Queenie Choo, chief executive officer of the Vancouver immigrant support service SUCCESS, said that although there may be pressures to have male children among some Chinese immigrant families, a wide range of factors would have to be considered in such an extreme case of abuse.

“Firstly there is just personality. Secondly, the familial environment. Then the upbringing, the mental status of the individual, and also the educational background,” Choo said.

“It cannot be attributed only to culture. There are a number of factors that drive people’s behaviours, for example, in this case.”

Choo applauded the RCMP’s apparent decision to withdraw the statement. “I think it’s a good thing, the retraction of this statement.”

Baby Y was likely to make a full recovery, RCMP Corporal Chris Tarasoff said in the retracted statement. “This was a bizarre, yet extremely sad case. There were many investigators involved and it was emotionally trying at times. We do have a message though; we have zero tolerance towards any types of crimes against children,” Tarasoff was quoted as saying.

Wang was sentenced to four months in jail with a further two years of probation.

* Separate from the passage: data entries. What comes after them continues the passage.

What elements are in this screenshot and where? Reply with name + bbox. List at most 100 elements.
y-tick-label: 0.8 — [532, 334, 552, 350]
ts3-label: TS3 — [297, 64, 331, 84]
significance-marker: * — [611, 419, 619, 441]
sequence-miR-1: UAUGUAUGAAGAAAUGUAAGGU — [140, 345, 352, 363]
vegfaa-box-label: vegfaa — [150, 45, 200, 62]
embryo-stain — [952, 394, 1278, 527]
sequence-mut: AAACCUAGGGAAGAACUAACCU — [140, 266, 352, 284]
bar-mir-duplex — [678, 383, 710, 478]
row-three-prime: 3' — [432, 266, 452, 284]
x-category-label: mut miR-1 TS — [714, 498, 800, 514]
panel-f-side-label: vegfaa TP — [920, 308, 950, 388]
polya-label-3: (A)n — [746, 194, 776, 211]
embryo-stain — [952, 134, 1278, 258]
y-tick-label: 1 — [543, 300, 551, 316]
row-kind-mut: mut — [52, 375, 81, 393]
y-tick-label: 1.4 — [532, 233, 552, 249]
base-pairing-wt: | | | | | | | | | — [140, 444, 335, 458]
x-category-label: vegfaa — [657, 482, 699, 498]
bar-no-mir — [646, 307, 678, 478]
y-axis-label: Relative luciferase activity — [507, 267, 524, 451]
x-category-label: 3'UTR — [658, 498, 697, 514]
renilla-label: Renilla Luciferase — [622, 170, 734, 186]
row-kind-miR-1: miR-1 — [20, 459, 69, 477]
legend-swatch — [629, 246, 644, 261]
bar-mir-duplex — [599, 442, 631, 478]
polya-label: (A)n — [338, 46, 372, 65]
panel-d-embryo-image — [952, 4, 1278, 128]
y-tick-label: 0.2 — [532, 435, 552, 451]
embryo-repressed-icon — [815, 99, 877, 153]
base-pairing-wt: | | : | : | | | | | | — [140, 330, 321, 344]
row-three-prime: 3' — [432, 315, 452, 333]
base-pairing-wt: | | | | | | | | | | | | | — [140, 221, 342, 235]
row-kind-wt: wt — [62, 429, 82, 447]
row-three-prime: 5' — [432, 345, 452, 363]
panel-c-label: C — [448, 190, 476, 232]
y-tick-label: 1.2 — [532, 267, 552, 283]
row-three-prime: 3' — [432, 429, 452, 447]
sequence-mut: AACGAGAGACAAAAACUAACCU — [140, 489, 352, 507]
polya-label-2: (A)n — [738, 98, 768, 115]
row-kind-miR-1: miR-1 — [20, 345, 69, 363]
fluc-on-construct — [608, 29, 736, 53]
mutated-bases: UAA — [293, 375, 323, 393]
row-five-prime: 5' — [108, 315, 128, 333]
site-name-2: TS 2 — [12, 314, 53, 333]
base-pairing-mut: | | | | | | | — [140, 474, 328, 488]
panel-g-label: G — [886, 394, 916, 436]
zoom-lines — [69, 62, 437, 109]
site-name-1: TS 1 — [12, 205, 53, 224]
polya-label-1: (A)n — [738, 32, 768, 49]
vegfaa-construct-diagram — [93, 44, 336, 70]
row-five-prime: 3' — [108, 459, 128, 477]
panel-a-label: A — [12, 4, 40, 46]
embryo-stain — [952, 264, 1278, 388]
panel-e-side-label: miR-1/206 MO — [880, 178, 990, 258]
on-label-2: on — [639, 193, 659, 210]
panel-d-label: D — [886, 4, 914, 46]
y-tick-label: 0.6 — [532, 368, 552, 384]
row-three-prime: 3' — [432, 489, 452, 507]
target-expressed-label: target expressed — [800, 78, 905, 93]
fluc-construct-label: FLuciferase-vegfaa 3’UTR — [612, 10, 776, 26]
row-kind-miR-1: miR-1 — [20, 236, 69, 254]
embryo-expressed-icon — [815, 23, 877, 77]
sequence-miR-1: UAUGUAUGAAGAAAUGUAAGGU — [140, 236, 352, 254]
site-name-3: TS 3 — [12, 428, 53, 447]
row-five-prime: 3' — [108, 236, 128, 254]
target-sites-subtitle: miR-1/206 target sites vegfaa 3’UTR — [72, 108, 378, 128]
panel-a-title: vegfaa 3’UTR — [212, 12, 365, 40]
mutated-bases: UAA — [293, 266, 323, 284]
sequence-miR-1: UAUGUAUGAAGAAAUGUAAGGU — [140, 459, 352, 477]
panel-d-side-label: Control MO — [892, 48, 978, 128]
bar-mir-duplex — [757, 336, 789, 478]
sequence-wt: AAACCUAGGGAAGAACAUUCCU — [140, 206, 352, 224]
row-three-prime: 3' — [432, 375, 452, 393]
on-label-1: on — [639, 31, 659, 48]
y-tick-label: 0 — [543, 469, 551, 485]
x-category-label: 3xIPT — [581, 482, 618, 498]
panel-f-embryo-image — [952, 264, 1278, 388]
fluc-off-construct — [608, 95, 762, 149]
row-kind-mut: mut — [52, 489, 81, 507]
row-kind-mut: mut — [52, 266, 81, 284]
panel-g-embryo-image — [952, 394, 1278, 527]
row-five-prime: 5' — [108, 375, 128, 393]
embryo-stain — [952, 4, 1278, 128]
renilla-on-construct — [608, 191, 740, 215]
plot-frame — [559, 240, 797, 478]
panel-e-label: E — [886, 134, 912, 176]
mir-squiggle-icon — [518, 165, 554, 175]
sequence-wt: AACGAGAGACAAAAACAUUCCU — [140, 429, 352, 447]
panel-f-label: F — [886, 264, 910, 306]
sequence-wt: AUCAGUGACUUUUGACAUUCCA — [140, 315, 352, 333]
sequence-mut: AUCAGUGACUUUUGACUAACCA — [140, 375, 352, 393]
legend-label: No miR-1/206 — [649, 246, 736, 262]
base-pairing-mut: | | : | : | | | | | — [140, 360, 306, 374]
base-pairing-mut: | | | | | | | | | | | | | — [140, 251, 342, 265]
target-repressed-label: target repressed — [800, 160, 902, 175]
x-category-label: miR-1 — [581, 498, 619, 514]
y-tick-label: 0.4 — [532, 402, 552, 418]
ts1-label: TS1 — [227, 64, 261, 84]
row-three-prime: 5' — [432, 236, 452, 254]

She has since been released and ordered to stay away from her in-laws.

A man identified as Baby Y’s father by CTV News told the broadcaster on Tuesday he had suffered nightmares about the abuse of his child. “But now we are all ok,” he said.

Acting Cpl Hwang told CTV in an interview prior to the statement’s retraction: “Perhaps there are some cultural differences. Some cultures, they might value the birth of a boy more so than that of a girl. That may have contributed to it. Maybe some jealousy involved in that.”